Opinion
CV 111-065
08-17-2018
(underlying CR 107-167)
ORDER
In 2008, Petitioner Jacob Asher Plowright was convicted on two counts of using, carrying and brandishing a firearm during a crime of violence, violations of 18 U.S.C. § 924(c)(1)(A). He was sentenced to serve 384 months in prison.
In May 5, 2011, Plowright filed the instant civil action pursuant to 28 U.S.C. § 2255, contending the district court erred in its sentence and that his counsel was ineffective for advising him to plead guilty. Upon addressing the merits of his claims, the United States Magistrate Judge entered a Report and Recommendation recommending the dismissal of Plowright's § 2255 petition. This Court adopted the Report and Recommendation over Plowright's objections on March 20, 2012.
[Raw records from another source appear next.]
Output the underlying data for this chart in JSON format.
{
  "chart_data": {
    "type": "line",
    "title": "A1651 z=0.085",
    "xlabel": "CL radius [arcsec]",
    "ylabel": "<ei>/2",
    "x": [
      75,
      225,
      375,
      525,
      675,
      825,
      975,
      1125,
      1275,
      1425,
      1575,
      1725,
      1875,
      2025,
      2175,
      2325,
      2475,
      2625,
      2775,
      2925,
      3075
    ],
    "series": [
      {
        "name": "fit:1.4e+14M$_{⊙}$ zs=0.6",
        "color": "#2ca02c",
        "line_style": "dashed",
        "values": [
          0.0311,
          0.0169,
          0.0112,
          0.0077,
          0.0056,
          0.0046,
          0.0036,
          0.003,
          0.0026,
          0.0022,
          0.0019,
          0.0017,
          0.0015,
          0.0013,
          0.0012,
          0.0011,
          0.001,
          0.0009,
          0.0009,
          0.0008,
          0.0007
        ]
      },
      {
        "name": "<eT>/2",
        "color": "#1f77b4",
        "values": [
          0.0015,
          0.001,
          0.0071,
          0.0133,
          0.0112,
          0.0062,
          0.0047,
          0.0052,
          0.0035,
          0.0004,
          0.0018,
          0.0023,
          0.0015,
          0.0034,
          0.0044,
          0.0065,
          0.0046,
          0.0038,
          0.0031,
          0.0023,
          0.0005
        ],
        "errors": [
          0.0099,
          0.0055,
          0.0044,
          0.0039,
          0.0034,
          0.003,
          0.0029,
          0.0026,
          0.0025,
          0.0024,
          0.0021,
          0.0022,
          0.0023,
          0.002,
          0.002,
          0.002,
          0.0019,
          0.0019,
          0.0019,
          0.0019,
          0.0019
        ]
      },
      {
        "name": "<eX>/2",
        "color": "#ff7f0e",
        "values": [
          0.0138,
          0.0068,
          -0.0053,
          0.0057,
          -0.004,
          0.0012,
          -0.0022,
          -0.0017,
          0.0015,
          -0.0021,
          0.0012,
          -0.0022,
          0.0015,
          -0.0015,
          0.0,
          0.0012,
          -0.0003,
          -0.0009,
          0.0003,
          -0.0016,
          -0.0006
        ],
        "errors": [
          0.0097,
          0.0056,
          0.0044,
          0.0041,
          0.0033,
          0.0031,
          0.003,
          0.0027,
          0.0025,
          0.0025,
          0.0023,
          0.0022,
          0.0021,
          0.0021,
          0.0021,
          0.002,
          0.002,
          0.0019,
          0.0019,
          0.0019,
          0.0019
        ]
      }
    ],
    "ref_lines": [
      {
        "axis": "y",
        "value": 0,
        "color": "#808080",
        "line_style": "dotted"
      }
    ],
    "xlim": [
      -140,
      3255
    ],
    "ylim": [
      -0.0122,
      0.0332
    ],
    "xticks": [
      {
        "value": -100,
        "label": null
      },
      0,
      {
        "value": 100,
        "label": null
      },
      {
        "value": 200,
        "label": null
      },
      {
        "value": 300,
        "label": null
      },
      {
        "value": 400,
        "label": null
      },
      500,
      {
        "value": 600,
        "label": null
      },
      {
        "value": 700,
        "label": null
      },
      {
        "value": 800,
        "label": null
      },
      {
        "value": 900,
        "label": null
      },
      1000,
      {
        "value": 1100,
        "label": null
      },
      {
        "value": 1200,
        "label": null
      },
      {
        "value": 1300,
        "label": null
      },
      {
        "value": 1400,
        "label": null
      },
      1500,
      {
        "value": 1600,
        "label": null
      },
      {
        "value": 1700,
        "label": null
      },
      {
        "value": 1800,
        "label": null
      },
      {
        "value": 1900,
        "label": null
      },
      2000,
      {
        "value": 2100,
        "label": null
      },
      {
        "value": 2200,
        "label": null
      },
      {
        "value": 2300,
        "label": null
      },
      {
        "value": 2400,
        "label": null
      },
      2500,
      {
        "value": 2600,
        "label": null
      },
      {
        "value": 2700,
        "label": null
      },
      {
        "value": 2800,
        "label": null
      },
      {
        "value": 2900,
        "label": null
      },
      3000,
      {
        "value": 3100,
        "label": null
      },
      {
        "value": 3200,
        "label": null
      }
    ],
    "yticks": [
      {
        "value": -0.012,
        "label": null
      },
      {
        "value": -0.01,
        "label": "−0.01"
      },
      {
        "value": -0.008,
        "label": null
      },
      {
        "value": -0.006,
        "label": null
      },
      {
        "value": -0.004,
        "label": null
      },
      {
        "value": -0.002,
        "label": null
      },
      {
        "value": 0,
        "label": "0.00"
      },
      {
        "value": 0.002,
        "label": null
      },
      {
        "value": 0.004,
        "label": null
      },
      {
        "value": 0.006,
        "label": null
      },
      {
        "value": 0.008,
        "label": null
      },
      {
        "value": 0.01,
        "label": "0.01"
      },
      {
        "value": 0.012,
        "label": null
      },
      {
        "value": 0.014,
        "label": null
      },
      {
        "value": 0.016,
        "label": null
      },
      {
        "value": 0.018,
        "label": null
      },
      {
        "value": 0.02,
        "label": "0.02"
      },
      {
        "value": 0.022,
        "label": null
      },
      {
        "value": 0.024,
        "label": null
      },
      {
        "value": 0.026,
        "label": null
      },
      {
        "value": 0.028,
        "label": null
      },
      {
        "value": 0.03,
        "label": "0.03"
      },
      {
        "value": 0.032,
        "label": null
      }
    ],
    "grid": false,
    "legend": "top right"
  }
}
At present, Plowright has filed a motion for reconsideration of this Court's Order of March 20, 2012. Plowright cites the recent Supreme Court decision: Sessions v. Dimaya, 138 S. Ct. 1204 (2018). Plowright believes that this case will render him "actually innocent" of his § 924(c)(1) conviction because the underlying robbery supporting the "crime of violence" element can no longer be considered a "crime of violence." Plowright cites Federal Rule of Civil Procedure 60(b), essentially seeking reconsideration of this Court's dismissal of his second § 2255 motion.
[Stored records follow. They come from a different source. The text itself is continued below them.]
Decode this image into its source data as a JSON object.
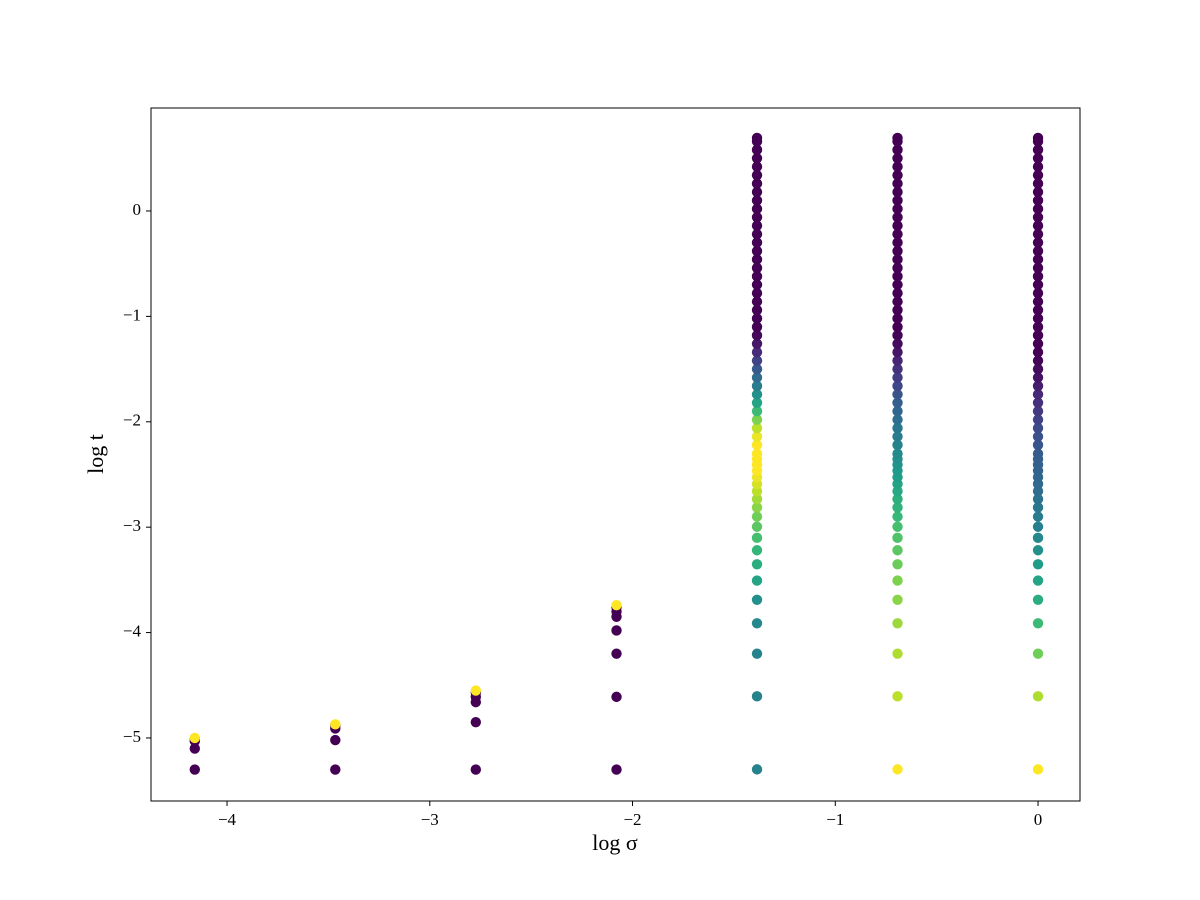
{
  "chart_data": {
    "type": "scatter",
    "xlabel": "log σ",
    "ylabel": "log t",
    "xlim": [
      -4.375,
      0.207
    ],
    "ylim": [
      -5.598,
      0.977
    ],
    "xticks": [
      {
        "value": -4,
        "label": "−4"
      },
      {
        "value": -3,
        "label": "−3"
      },
      {
        "value": -2,
        "label": "−2"
      },
      {
        "value": -1,
        "label": "−1"
      },
      0
    ],
    "yticks": [
      {
        "value": -5,
        "label": "−5"
      },
      {
        "value": -4,
        "label": "−4"
      },
      {
        "value": -3,
        "label": "−3"
      },
      {
        "value": -2,
        "label": "−2"
      },
      {
        "value": -1,
        "label": "−1"
      },
      0
    ],
    "grid": false,
    "colormap": [
      "#440154",
      "#482878",
      "#3e4989",
      "#31688e",
      "#26828e",
      "#1f9e89",
      "#35b779",
      "#6ece58",
      "#b5de2b",
      "#fde725"
    ],
    "clim": [
      0,
      1
    ],
    "series": [
      {
        "x": -4.159,
        "values": [
          -5.3,
          -5.1,
          -5.03,
          -5.01,
          -5.0
        ],
        "c": [
          0,
          0,
          0,
          0,
          1
        ]
      },
      {
        "x": -3.466,
        "values": [
          -5.3,
          -5.02,
          -4.91,
          -4.88,
          -4.87
        ],
        "c": [
          0,
          0,
          0,
          0,
          1
        ]
      },
      {
        "x": -2.773,
        "values": [
          -5.3,
          -4.85,
          -4.66,
          -4.61,
          -4.57,
          -4.55
        ],
        "c": [
          0,
          0,
          0,
          0,
          0,
          1
        ]
      },
      {
        "x": -2.079,
        "values": [
          -5.3,
          -4.61,
          -4.2,
          -3.98,
          -3.85,
          -3.8,
          -3.76,
          -3.74
        ],
        "c": [
          0,
          0,
          0,
          0,
          0,
          0,
          0,
          1
        ]
      },
      {
        "x": -1.386,
        "values": [
          -5.298,
          -4.605,
          -4.2,
          -3.912,
          -3.689,
          -3.507,
          -3.352,
          -3.219,
          -3.101,
          -2.996,
          -2.9,
          -2.813,
          -2.733,
          -2.659,
          -2.59,
          -2.526,
          -2.465,
          -2.408,
          -2.354,
          -2.303,
          -2.22,
          -2.14,
          -2.06,
          -1.98,
          -1.9,
          -1.82,
          -1.74,
          -1.66,
          -1.58,
          -1.5,
          -1.42,
          -1.34,
          -1.26,
          -1.18,
          -1.1,
          -1.02,
          -0.94,
          -0.86,
          -0.78,
          -0.7,
          -0.62,
          -0.54,
          -0.46,
          -0.38,
          -0.3,
          -0.22,
          -0.14,
          -0.06,
          0.02,
          0.1,
          0.18,
          0.26,
          0.34,
          0.42,
          0.5,
          0.58,
          0.66,
          0.693
        ],
        "c": [
          0.45,
          0.45,
          0.45,
          0.47,
          0.5,
          0.58,
          0.62,
          0.66,
          0.7,
          0.74,
          0.78,
          0.82,
          0.86,
          0.9,
          0.94,
          0.97,
          1,
          1,
          1,
          1,
          1,
          0.97,
          0.9,
          0.8,
          0.68,
          0.58,
          0.5,
          0.42,
          0.35,
          0.28,
          0.2,
          0.12,
          0.06,
          0.02,
          0,
          0,
          0,
          0,
          0,
          0,
          0,
          0,
          0,
          0,
          0,
          0,
          0,
          0,
          0,
          0,
          0,
          0,
          0,
          0,
          0,
          0,
          0,
          0
        ]
      },
      {
        "x": -0.693,
        "values": [
          -5.298,
          -4.605,
          -4.2,
          -3.912,
          -3.689,
          -3.507,
          -3.352,
          -3.219,
          -3.101,
          -2.996,
          -2.9,
          -2.813,
          -2.733,
          -2.659,
          -2.59,
          -2.526,
          -2.465,
          -2.408,
          -2.354,
          -2.303,
          -2.22,
          -2.14,
          -2.06,
          -1.98,
          -1.9,
          -1.82,
          -1.74,
          -1.66,
          -1.58,
          -1.5,
          -1.42,
          -1.34,
          -1.26,
          -1.18,
          -1.1,
          -1.02,
          -0.94,
          -0.86,
          -0.78,
          -0.7,
          -0.62,
          -0.54,
          -0.46,
          -0.38,
          -0.3,
          -0.22,
          -0.14,
          -0.06,
          0.02,
          0.1,
          0.18,
          0.26,
          0.34,
          0.42,
          0.5,
          0.58,
          0.66,
          0.693
        ],
        "c": [
          1,
          0.9,
          0.88,
          0.85,
          0.82,
          0.8,
          0.77,
          0.74,
          0.72,
          0.7,
          0.67,
          0.65,
          0.63,
          0.6,
          0.58,
          0.56,
          0.54,
          0.52,
          0.5,
          0.48,
          0.45,
          0.42,
          0.4,
          0.36,
          0.33,
          0.3,
          0.26,
          0.22,
          0.18,
          0.14,
          0.1,
          0.06,
          0.03,
          0.01,
          0,
          0,
          0,
          0,
          0,
          0,
          0,
          0,
          0,
          0,
          0,
          0,
          0,
          0,
          0,
          0,
          0,
          0,
          0,
          0,
          0,
          0,
          0,
          0
        ]
      },
      {
        "x": 0,
        "values": [
          -5.298,
          -4.605,
          -4.2,
          -3.912,
          -3.689,
          -3.507,
          -3.352,
          -3.219,
          -3.101,
          -2.996,
          -2.9,
          -2.813,
          -2.733,
          -2.659,
          -2.59,
          -2.526,
          -2.465,
          -2.408,
          -2.354,
          -2.303,
          -2.22,
          -2.14,
          -2.06,
          -1.98,
          -1.9,
          -1.82,
          -1.74,
          -1.66,
          -1.58,
          -1.5,
          -1.42,
          -1.34,
          -1.26,
          -1.18,
          -1.1,
          -1.02,
          -0.94,
          -0.86,
          -0.78,
          -0.7,
          -0.62,
          -0.54,
          -0.46,
          -0.38,
          -0.3,
          -0.22,
          -0.14,
          -0.06,
          0.02,
          0.1,
          0.18,
          0.26,
          0.34,
          0.42,
          0.5,
          0.58,
          0.66,
          0.693
        ],
        "c": [
          1,
          0.88,
          0.78,
          0.68,
          0.62,
          0.58,
          0.55,
          0.5,
          0.47,
          0.44,
          0.42,
          0.4,
          0.38,
          0.36,
          0.34,
          0.33,
          0.32,
          0.31,
          0.3,
          0.29,
          0.27,
          0.25,
          0.23,
          0.2,
          0.17,
          0.14,
          0.11,
          0.08,
          0.05,
          0.03,
          0.01,
          0,
          0,
          0,
          0,
          0,
          0,
          0,
          0,
          0,
          0,
          0,
          0,
          0,
          0,
          0,
          0,
          0,
          0,
          0,
          0,
          0,
          0,
          0,
          0,
          0,
          0,
          0
        ]
      }
    ]
  }
}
More particularly, Plowright filed a "Motion to Vacate" in a subsequent § 2255 proceeding, Plowright v. United States, CV 114-057 (S.D. Ga. Mar. 3, 2014). Upon realizing that he meant to challenge the original § 2255 judgment in this case, Plowright filed the instant motion for reconsideration incorporating his arguments from his erroneous filing.
In Dimaya, the Supreme Court held that 18 U.S.C. § 16(b), the residual clause of the federal criminal code's definition of "crime of violence," as incorporated into the Immigration and Nationality Act's definition of the term "aggravated felony," 8 U.S.C. § 1101(a)(43(F), is unconstitutionally vague. 138 S. Ct. at 1204. --------
In Gonzalez v. Crosby, 545 U.S. 524, 530-32 (2005), the Supreme Court held that where a petitioner's Rule 60(b) motion contains a new claim for relief, such as a claim arising out of "a subsequent change in substantive law" or a new rule of law made retroactive to collateral review cases, that motion, although styled as a Rule 60(b) motion, is a second or successive habeas petition which must be dismissed unless the petitioner has first secured permission to file the motion from the Court of Appeals.
In short, in order for Plowright to prosecute this attack on the legality of his sentence, he must file a new § 2255 claim. However, because he has already filed a § 2255 motion, Plowright must move the Eleventh Circuit Court of Appeals for an order authorizing this Court to consider a second or successive § 2255 motion. See 28 U.S.C. §§ 2255, 2244(b)(3). Until Plowright acquires the necessary authorization, this Court does not have jurisdiction to consider his present motion. Accordingly, his motion for reconsideration (doc. no. 23) is DENIED.
ORDER ENTERED at Augusta, Georgia, this 17th day of August, 2018.